# Help! Ping error 1232 in Vista



## MarveL (Nov 30, 2011)

Hi friends,

I have a 3 years old hp pavilion laptop running Vista Home 32 bit. I have a cable broadband (RJ45) internet connection from a local ISP. I have a fixed IPv4 IP address. Yesterday I was browsing the web when suddenly the connection went dead. 

On pinging the host I am getting the below error message:

PING: transmit failed, error code 1232 

Tried rebooting the laptop, refreshing all settings but no avail. Even the light in the cable jack is not blinking. 

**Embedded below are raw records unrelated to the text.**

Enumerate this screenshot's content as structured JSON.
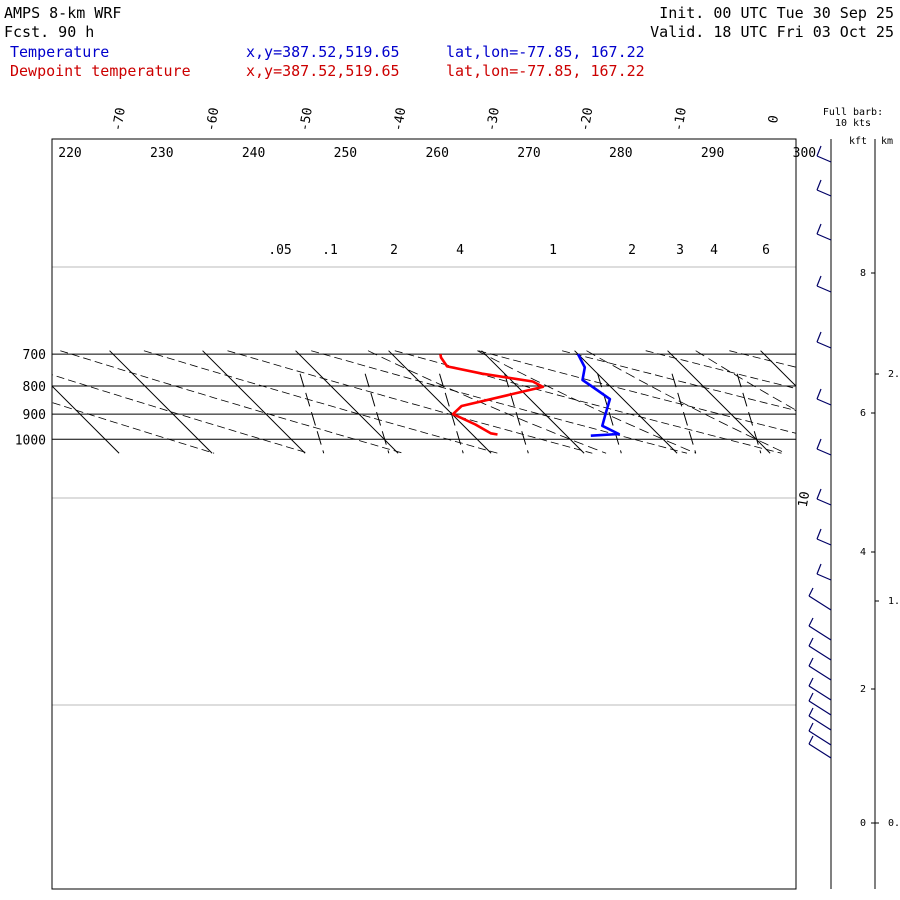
{
  "header": {
    "model": "AMPS 8-km WRF",
    "forecast": "Fcst.   90 h",
    "init": "Init. 00 UTC Tue 30 Sep 25",
    "valid": "Valid. 18 UTC Fri 03 Oct 25",
    "temp_label": "Temperature",
    "dew_label": "Dewpoint temperature",
    "temp_xy": "x,y=387.52,519.65",
    "temp_latlon": "lat,lon=-77.85, 167.22",
    "dew_xy": "x,y=387.52,519.65",
    "dew_latlon": "lat,lon=-77.85, 167.22",
    "barb_note_1": "Full barb:",
    "barb_note_2": "10 kts",
    "kft_label": "kft",
    "km_label": "km"
  },
  "colors": {
    "temperature": "#0000ff",
    "dewpoint": "#ff0000",
    "header_blue": "#0000cc",
    "header_red": "#cc0000"
  },
  "chart_data": {
    "type": "line",
    "subtype": "skew-T log-P sounding",
    "ylabel": "",
    "pressure_ticks": [
      "700",
      "800",
      "900",
      "1000"
    ],
    "pressure_range_hpa": [
      700,
      1050
    ],
    "isotherm_labels_c": [
      "-70",
      "-60",
      "-50",
      "-40",
      "-30",
      "-20",
      "-10",
      "0"
    ],
    "dry_adiabat_labels_k": [
      "220",
      "230",
      "240",
      "250",
      "260",
      "270",
      "280",
      "290",
      "300"
    ],
    "mixing_ratio_labels": [
      ".05",
      ".1",
      "2",
      "4",
      "1",
      "2",
      "3",
      "4",
      "6"
    ],
    "side_isotherm_label": "10",
    "height_ticks_kft": [
      "8",
      "6",
      "4",
      "2",
      "0"
    ],
    "height_ticks_km": [
      "2.",
      "1.",
      "0."
    ],
    "series": [
      {
        "name": "Temperature",
        "color": "#0000ff",
        "points": [
          {
            "p": 700,
            "t": -20.0
          },
          {
            "p": 740,
            "t": -20.7
          },
          {
            "p": 780,
            "t": -22.3
          },
          {
            "p": 800,
            "t": -22.0
          },
          {
            "p": 845,
            "t": -21.4
          },
          {
            "p": 900,
            "t": -23.5
          },
          {
            "p": 945,
            "t": -25.1
          },
          {
            "p": 978,
            "t": -24.2
          },
          {
            "p": 985,
            "t": -27.4
          }
        ]
      },
      {
        "name": "Dewpoint temperature",
        "color": "#ff0000",
        "points": [
          {
            "p": 700,
            "t": -34.8
          },
          {
            "p": 710,
            "t": -35.1
          },
          {
            "p": 737,
            "t": -35.4
          },
          {
            "p": 760,
            "t": -32.4
          },
          {
            "p": 785,
            "t": -27.8
          },
          {
            "p": 803,
            "t": -27.3
          },
          {
            "p": 870,
            "t": -38.1
          },
          {
            "p": 900,
            "t": -39.9
          },
          {
            "p": 940,
            "t": -38.6
          },
          {
            "p": 975,
            "t": -37.9
          },
          {
            "p": 980,
            "t": -37.3
          }
        ]
      }
    ]
  }
}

Rebooted in Safe mode with networking. Now pinging shows a new error message. "Destination host unreachable"  back to normal boot, now again Error 1232  also the Network Icon has gone from the system tray. I cant bring it back as the network check box is grayed out now. 

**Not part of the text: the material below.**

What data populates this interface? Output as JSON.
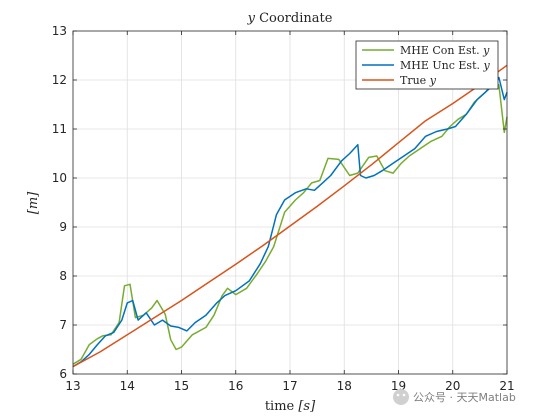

Today morning when I booted the PC again in normal mode it took about 15 minutes to boot up. then Vista showed me a message that "A new PCI device has been detected. Windows need to install driver software for that". 

It asked me to insert the disk which has the driver, but I dont have any such disk. I tried to force windows to look into System32 for the driver but it could not find the driver. 

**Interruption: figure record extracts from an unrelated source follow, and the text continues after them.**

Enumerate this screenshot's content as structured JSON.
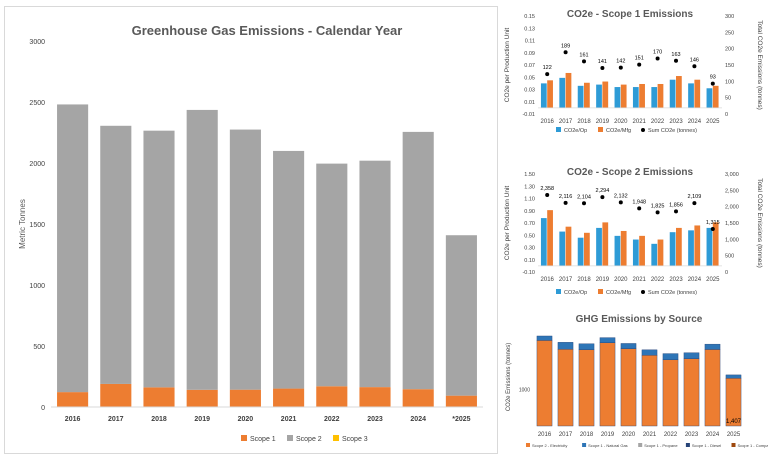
{
  "chart_data": [
    {
      "type": "bar",
      "title": "Greenhouse Gas Emissions - Calendar Year",
      "ylabel": "Metric Tonnes",
      "xlabel": "",
      "ylim": [
        0,
        3000
      ],
      "yticks": [
        "0",
        "500",
        "1000",
        "1500",
        "2000",
        "2500",
        "3000"
      ],
      "categories": [
        "2016",
        "2017",
        "2018",
        "2019",
        "2020",
        "2021",
        "2022",
        "2023",
        "2024",
        "*2025"
      ],
      "stacked": true,
      "series": [
        {
          "name": "Scope 1",
          "color": "#ED7D31",
          "values": [
            122,
            189,
            161,
            141,
            142,
            151,
            170,
            163,
            146,
            93
          ]
        },
        {
          "name": "Scope 2",
          "color": "#A5A5A5",
          "values": [
            2358,
            2116,
            2104,
            2294,
            2132,
            1948,
            1825,
            1856,
            2109,
            1315
          ]
        },
        {
          "name": "Scope 3",
          "color": "#FFC000",
          "values": [
            0,
            0,
            0,
            0,
            0,
            0,
            0,
            0,
            0,
            0
          ]
        }
      ],
      "legend": "bottom",
      "grid": false
    },
    {
      "type": "bar",
      "title": "CO2e - Scope 1 Emissions",
      "ylabel": "CO2e per Production Unit",
      "y2label": "Total CO2e Emissions (tonnes)",
      "ylim": [
        -0.01,
        0.15
      ],
      "yticks": [
        "-0.01",
        "0.01",
        "0.03",
        "0.05",
        "0.07",
        "0.09",
        "0.11",
        "0.13",
        "0.15"
      ],
      "y2lim": [
        0,
        300
      ],
      "y2ticks": [
        "0",
        "50",
        "100",
        "150",
        "200",
        "250",
        "300"
      ],
      "categories": [
        "2016",
        "2017",
        "2018",
        "2019",
        "2020",
        "2021",
        "2022",
        "2023",
        "2024",
        "2025"
      ],
      "series": [
        {
          "name": "CO2e/Op",
          "color": "#2E9BD6",
          "values": [
            0.04,
            0.049,
            0.036,
            0.038,
            0.034,
            0.034,
            0.034,
            0.046,
            0.04,
            0.032
          ]
        },
        {
          "name": "CO2e/Mfg",
          "color": "#ED7D31",
          "values": [
            0.045,
            0.057,
            0.041,
            0.043,
            0.038,
            0.039,
            0.039,
            0.052,
            0.046,
            0.036
          ]
        },
        {
          "name": "Sum CO2e (tonnes)",
          "color": "#000000",
          "type": "scatter",
          "axis": "y2",
          "values": [
            122,
            189,
            161,
            141,
            142,
            151,
            170,
            163,
            146,
            93
          ]
        }
      ],
      "data_labels": [
        "122",
        "189",
        "161",
        "141",
        "142",
        "151",
        "170",
        "163",
        "146",
        "93"
      ],
      "legend": "bottom"
    },
    {
      "type": "bar",
      "title": "CO2e - Scope 2 Emissions",
      "ylabel": "CO2e per Production Unit",
      "y2label": "Total CO2e Emissions (tonnes)",
      "ylim": [
        -0.1,
        1.5
      ],
      "yticks": [
        "-0.10",
        "0.10",
        "0.30",
        "0.50",
        "0.70",
        "0.90",
        "1.10",
        "1.30",
        "1.50"
      ],
      "y2lim": [
        0,
        3000
      ],
      "y2ticks": [
        "0",
        "500",
        "1,000",
        "1,500",
        "2,000",
        "2,500",
        "3,000"
      ],
      "categories": [
        "2016",
        "2017",
        "2018",
        "2019",
        "2020",
        "2021",
        "2022",
        "2023",
        "2024",
        "2025"
      ],
      "series": [
        {
          "name": "CO2e/Op",
          "color": "#2E9BD6",
          "values": [
            0.78,
            0.56,
            0.46,
            0.62,
            0.49,
            0.43,
            0.36,
            0.55,
            0.58,
            0.62
          ]
        },
        {
          "name": "CO2e/Mfg",
          "color": "#ED7D31",
          "values": [
            0.91,
            0.64,
            0.54,
            0.71,
            0.57,
            0.49,
            0.43,
            0.62,
            0.66,
            0.71
          ]
        },
        {
          "name": "Sum CO2e (tonnes)",
          "color": "#000000",
          "type": "scatter",
          "axis": "y2",
          "values": [
            2358,
            2116,
            2104,
            2294,
            2132,
            1948,
            1825,
            1856,
            2109,
            1315
          ]
        }
      ],
      "data_labels": [
        "2,358",
        "2,116",
        "2,104",
        "2,294",
        "2,132",
        "1,948",
        "1,825",
        "1,856",
        "2,109",
        "1,315"
      ],
      "legend": "bottom"
    },
    {
      "type": "bar",
      "title": "GHG Emissions by Source",
      "ylabel": "CO2e Emissions (tonnes)",
      "ylim": [
        0,
        2700
      ],
      "yticks": [
        "1000"
      ],
      "categories": [
        "2016",
        "2017",
        "2018",
        "2019",
        "2020",
        "2021",
        "2022",
        "2023",
        "2024",
        "2025"
      ],
      "stacked": true,
      "series": [
        {
          "name": "Scope 2 - Electricity",
          "color": "#ED7D31",
          "values": [
            2358,
            2116,
            2104,
            2294,
            2132,
            1948,
            1825,
            1856,
            2109,
            1315
          ]
        },
        {
          "name": "Scope 1 - Natural Gas",
          "color": "#2E75B6",
          "values": [
            122,
            189,
            161,
            141,
            142,
            151,
            170,
            163,
            146,
            93
          ]
        },
        {
          "name": "Scope 1 - Propane",
          "color": "#A5A5A5",
          "values": [
            0,
            0,
            0,
            0,
            0,
            0,
            0,
            0,
            0,
            0
          ]
        },
        {
          "name": "Scope 1 - Diesel",
          "color": "#264478",
          "values": [
            0,
            0,
            0,
            0,
            0,
            0,
            0,
            0,
            0,
            0
          ]
        },
        {
          "name": "Scope 1 - Company Vehicle",
          "color": "#9E480E",
          "values": [
            0,
            0,
            0,
            0,
            0,
            0,
            0,
            0,
            0,
            0
          ]
        }
      ],
      "annotations": [
        "1,407"
      ],
      "legend": "bottom"
    }
  ]
}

How can I find out whats the problem?


----------



## mithun_mrg (Dec 1, 2011)

^^try a system restore to a day before yesterday or post the exact model of u r laptop u need to re-install the Ethernet driver


----------



## MarveL (Dec 1, 2011)

mithun_mrg said:


> ^^try a system restore to a day before yesterday or post the exact model of u r laptop u need to re-install the Ethernet driver



Thanks, The problem is fixed now  laptop connecting to internet again  
I am not sure what caused the error, but I repaired vista using HP recovery center and everything running fine now


----------



## surajgawande (Dec 2, 2011)

dear frnd u can chaque ur brodband connection line and otherwise u also search drivers on internet


----------